The idea has also raised questions about privacy, particularly under the model that uses mileage-tracking devices. Many see the notion of transmitting one’s travel habits as too invasive. Recent data breaches underscore the need for security and privacy, said Rep. Ed Orcutt, R-Kalama.
“There are a lot of people concerned about it,” said Orcutt, a member of the steering committee studying the issue. “If something like that happened, there would have to be a lot of protections.”
The state will also have to consider the needs of urban and rural residents, who have very different driving habits, Orcutt said. The cost of building and maintaining roads in those settings also varies, he said.

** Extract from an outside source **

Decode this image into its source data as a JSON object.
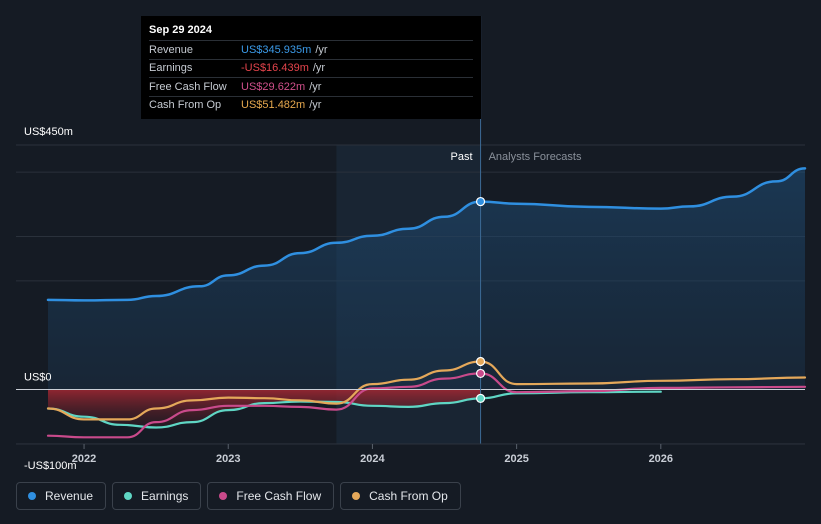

It’s too early to tell whether average motorists would pay more, less, or the same as they do in fuel taxes now. Developing a new system gives the state an opportunity to craft something more equitable to all residents, Griffith said.
That means adapting the concept to circumstances the current gas tax model ignores. Leaders could weigh things like vehicle type, emissions or even income level in deciding how to charge people, she said.
“This would open the door for a lot more consideration of a whole lot of factors,” Griffith said. “It opens up a lot of flexibility.”
There’s widespread recognition that fuel tax revenues alone won’t be able to keep up with a growing backlog of transportation needs, said Rep. Jim Moeller, D-Vancouver. Increases to the state fuel tax in 2003 and 2005 paid for a slew of projects in the last decade, including several in Clark County. But efforts to fund another large wave of construction through fuel taxes has remained stalled in the Legislature since last year.
If Washington adopts a road usage charge — a big if — there would likely be a transition period during which both systems would exist in some form at the same time. People would pay one or the other, not both, Griffith said. The goal is to create something that eventually replaces the fuel tax. But officials haven’t ruled out keeping it, she said.
“We certainly haven’t shut the door,” Griffith said. “There may be value in having both.”
Implementation of a road usage charge in Washington is likely still years away. The state could launch testing as early as 2016, Griffith said. A pilot program already launched in Oregon could give Washington an example.
Moeller said he believes the Vancouver area could be a good setting for such a testing phase. But technology will need to be refined before the system can be implemented broadly, he said.
Before the idea of a mileage tax is widely accepted, Moeller said there needs to be a “cultural shift” away from fuel taxes as the primary driver for road funds.
Griffith suggested the new model may not be as big a shift as people think.
“When you’re paying a per-gallon charge, you are paying for your mileage,” she said. “It’s just a different metric.”